Скай не дурак и просто так его не выловишь, а время не ждет. Я не люблю тратить минуты и часы попусту, датчики — очень удобное изобретение, их контроль помогает мне принимать верные и быстрые решения, а не разбазаривать жизнь попусту. Что скажешь?

Макс неопределенно качнул головой, задумавшись.

Мэд отошел от самолета, окинул взглядом ярко освещенный ангар, подождал несколько минут, повернулся к Максу:

Нужно еще что-то добавить?

Нет, я все понял, — ответил Макс. — Просто тоже не хочется стать сукой.

Теперь я не понял.

И не поймешь. Ладно, посмотрим, оставляй координаты, вечером я дам тебе ответ.

Договорились, — кивнул Мэд. — Но не тяни, я не люблю тратить время попусту.

* * *

Скай отвел взгляд от монитора, посмотрел в потемневшие, пьяные, вызывающие глаза, скользнул взглядом по влажному от тумана черному плащу, захлопнул ноутбук.

Есть что-нибудь…спиртное? — спросил Арин, скидывая плащ с плеч, расстегивая металлические застежки ремней.

Ты и так в хлам, — раздраженно ответил Скай, думая о том, намеренно ли он избавился от маячка или это была случайность.

Зато я многое понял, — рассмеялся Арин. — Знаешь, что мы такое?

Ляг спать.

Не хочу.

Арин разочарованно погремел бутылками в баре, скривился:

Придется пить вино… Ты думал о том, что мы такое?

Нет.

А зря. Это интересно. Я сегодня общался с одной фотографией… Рекламой, точнее.

Ты идиот? — не выдержал Скай.

Так вот, — невозмутимо продолжил Арин, наливая вино в стакан. — И пришел к выводу, что мы алименты, которые Сатана платит по привычке, переводя нас на давно закрытый счет умершего бога.

Все, открытия на этот день завершены? Иди спать.

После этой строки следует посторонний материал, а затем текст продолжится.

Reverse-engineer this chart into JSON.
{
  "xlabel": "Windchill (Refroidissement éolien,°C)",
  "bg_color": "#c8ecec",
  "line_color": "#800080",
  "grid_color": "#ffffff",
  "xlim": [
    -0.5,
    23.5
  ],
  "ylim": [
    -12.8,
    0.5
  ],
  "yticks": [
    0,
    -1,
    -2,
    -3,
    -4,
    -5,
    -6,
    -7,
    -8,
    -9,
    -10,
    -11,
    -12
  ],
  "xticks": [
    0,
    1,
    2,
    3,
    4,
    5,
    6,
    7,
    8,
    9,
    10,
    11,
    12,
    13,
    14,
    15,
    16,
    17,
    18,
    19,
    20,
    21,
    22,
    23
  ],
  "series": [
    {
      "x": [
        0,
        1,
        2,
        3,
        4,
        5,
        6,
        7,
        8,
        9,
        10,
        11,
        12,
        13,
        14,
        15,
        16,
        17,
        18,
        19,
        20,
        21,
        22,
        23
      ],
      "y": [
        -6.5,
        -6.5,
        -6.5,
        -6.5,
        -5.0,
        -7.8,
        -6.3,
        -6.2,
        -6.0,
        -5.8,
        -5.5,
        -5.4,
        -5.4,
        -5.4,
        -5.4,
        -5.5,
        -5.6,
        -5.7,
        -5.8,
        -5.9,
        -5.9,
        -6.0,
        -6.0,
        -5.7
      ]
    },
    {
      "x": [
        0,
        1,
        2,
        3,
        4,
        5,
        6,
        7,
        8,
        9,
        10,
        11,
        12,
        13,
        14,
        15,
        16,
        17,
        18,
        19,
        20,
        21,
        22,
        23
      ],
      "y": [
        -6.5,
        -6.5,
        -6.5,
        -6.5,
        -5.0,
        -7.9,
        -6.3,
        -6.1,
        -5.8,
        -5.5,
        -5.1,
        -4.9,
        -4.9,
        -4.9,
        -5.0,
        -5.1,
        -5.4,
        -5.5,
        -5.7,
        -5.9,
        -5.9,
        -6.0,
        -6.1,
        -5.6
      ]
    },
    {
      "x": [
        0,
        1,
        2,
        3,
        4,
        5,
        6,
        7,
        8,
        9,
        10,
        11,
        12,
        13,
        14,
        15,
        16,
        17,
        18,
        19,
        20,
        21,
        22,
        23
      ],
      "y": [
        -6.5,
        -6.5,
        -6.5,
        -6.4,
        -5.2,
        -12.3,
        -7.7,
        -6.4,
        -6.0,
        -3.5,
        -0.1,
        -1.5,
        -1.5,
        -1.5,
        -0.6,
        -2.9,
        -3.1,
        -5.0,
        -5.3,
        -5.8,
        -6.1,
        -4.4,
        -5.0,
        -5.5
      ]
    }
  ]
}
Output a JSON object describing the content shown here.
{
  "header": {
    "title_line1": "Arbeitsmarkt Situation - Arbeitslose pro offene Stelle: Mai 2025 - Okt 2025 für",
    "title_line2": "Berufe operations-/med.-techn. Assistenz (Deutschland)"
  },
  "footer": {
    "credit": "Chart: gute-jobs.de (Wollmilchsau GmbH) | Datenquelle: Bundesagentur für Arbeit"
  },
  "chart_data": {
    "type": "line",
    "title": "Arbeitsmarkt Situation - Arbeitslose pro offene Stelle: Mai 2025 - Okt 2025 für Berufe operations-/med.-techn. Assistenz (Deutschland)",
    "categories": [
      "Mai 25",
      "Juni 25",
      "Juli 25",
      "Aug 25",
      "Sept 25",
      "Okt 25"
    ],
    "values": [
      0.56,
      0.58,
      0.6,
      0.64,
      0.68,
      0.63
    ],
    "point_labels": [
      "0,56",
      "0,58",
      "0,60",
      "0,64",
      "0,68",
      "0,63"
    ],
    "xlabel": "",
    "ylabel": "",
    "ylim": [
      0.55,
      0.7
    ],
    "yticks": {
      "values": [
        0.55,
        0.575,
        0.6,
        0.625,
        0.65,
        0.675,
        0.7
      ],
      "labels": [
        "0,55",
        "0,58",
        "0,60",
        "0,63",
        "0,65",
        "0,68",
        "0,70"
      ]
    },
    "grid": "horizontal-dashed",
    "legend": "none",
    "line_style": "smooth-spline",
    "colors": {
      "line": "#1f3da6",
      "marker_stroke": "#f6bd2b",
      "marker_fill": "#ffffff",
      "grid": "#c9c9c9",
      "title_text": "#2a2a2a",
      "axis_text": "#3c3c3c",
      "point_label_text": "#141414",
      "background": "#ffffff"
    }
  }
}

Не завершены. Оказывается, я могу быть активом… И вроде, неплохим… Будешь пить?

Шлюха ты чертова, неисправимая, — тихо сказал Скай, беря второй стакан. — Если бы ты знал, что ты творишь, что меня из-за тебя ждет.

Арин обернулся, посмотрел через плечо:

Я сейчас понимаю, как небо может пахнуть взглядами. Смотрю на тебя и понимаю.

Смотря, что чувствовать, когда смотришь.

Сумасшествие, — осторожно сказал Скай.

Арин кивнул:

Неудивительно. Эти слова сказал именно сумасшедший, поэтому и странно, что я их понял. Может, я тоже псих?

Ты пьяный просто, — задумавшись о чем-то другом, ответил Скай. — Не знаю, как ты еще на ногах держишься. Сумасшедших не бывает.

Бывают. Если у человека нет датчика, то все может быть.

Арин допил вино, отставил стакан, потянул вверх тонкую синтетику черной водолазки.

Скай опустил глаза, скользнул взглядом по подтянутому животу, заметил размытые подтеки крови на его коже. Арин откинул водолазку, тоже посмотрел на кровь:

Надо смыть… Не хочешь помочь?

Нет. Давай быстро в ванную, потом поговорим.

Оставшись в комнате один, Скай вновь открыл ноутбук, посмотрел на зеленый неподвижный огонек маячка на мониторе, прикинул что-то в уме, вспомнил все сказанное Арином за вечер и сжал виски руками, похолодев от невероятной догадки.